Numerous credit cards are pitched to consumers as a way of financing so-called "lifestyle" (read: unnecessary) medical expenses, things like Lasik eye surgery and cosmetic dentistry, on consumer-friendly terms. Take Citibank's Citi Health Card. Offered by ophthalmologists and dental practices -- and even veterinarians -- Citibank promotes the Health Card as a gentler credit card, with no annual fee, and, at least on some plans, no interest if consumers pay off their bills within a certain timeframe.
But critics point out that Citi Health cardholders who cannot pay off their debt by the end of their agreed-upon payment period face interest rates exceeding 20 percent -- beginning from the date of the first purchase. In addition, Citi Health can also be used to pay for more urgent medical procedures such as dental surgery since the practitioners who offer the card can allow patients to use it on all the services they offer, not just those deemed nonessential. As anyone who has ever had, say, a root canal knows, quibbling over treatment costs or looking over the fine print of a credit application for terms, interest rates, and penalties are not high priorities for a patient in a lot of pain.

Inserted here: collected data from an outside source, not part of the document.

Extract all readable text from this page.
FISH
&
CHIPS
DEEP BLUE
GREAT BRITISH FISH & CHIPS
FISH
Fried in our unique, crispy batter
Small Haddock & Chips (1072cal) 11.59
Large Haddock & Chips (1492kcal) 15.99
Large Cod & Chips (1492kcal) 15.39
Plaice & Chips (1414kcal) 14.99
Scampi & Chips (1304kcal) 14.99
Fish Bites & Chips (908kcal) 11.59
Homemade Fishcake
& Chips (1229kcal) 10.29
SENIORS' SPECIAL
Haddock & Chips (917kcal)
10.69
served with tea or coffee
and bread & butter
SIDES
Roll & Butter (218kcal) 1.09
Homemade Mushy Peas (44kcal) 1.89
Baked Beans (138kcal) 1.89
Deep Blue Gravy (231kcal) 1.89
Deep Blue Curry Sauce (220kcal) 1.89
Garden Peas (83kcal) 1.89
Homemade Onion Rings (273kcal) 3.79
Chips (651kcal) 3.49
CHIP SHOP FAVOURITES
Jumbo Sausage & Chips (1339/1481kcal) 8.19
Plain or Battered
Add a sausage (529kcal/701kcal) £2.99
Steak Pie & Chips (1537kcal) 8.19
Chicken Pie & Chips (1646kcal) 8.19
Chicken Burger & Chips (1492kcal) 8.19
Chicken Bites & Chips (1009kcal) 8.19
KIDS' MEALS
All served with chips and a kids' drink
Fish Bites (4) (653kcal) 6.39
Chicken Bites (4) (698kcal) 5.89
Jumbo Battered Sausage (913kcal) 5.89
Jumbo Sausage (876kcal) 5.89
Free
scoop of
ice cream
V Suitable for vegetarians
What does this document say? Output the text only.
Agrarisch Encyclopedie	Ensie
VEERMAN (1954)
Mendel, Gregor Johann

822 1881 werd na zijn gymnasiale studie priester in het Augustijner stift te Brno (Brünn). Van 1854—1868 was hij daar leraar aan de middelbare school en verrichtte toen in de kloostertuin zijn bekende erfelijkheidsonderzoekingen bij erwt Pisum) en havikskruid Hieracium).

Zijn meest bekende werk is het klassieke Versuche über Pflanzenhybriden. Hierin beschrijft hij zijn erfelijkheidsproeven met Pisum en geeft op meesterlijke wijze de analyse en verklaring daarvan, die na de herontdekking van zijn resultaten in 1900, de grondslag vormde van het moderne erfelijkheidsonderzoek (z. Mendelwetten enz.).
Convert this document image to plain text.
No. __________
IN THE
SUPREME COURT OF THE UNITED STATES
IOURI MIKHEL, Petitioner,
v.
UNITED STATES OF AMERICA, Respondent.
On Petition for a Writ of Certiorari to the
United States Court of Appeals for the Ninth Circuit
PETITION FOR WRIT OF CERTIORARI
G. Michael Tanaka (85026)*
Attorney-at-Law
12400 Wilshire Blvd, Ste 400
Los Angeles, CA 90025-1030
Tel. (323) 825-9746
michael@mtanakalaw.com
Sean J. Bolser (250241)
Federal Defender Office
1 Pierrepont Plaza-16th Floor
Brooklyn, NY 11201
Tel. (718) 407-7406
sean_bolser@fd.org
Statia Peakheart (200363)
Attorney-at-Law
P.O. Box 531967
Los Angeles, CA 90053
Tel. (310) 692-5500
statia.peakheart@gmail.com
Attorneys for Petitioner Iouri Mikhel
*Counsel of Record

And the still relatively new frontier of Health Savings Accounts (HSAs) and Flexible Spending Accounts has also offered financial institutions fertile ground to ply their trade. Wells Fargo, for example, has issued more than 100,000 debit cards linked to these plans. Other companies have extended credit to consumers who have not fully funded their HSAs and need to borrow the money to pay the high insurance deductibles linked to these plans.
"The financial services institutions are becoming much more active in the medical marketplace than ever before," notes Richard L. Clarke, president and CEO of the Healthcare Financial Management Association, a trade organization for financial professionals ranging from controllers to accountants in the health industry. "They see a huge volume of transactions, large dollar amounts flowing back and forth, and they see themselves as the middle person being able to process those transactions, manage that cash, and make some money."
To be fair, consumer credit allows doctors and other providers to receive payment for care quickly. But when consumers turn to plastic in lieu of adequate insurance, they unwittingly collaborate in masking the societal cost of Americans' ever-higher personal health-care expenses. "The shift from direct medical debt to credit card debt hides the degree of stress on families," Warren argues. "It looks like too many trips to the mall, not a family who couldn't pay for an appendectomy."
No one expects the gravy train to stop anytime soon. After all, banks and other issuers of credit can make money from medical services in numerous ways: collecting a fee from the medical provider for handling a transaction, charging interest on patient bills, and charging employers for acting as administrators of their HSAs and other medical spending accounts. It seems unlikely that any business would give up on this growing income stream without a fight. "If there was Medicare for all in which the private health insurance industry had little or no role, that would have a very dampening effect," Clarke observes. "The insurance companies would be much more vocal than the banks ... but the banks would be right behind the insurance companies."
Helaine Olen is a freelance writer whose work has appeared in The New York Times, The Los Angeles Times, The Wall Street Journal and numerous other publications. Her book, co-written with Stephanie Losee, Office Mate: The Employee Manual for Finding -- and Managing -- Romance on the Job, will be published this fall.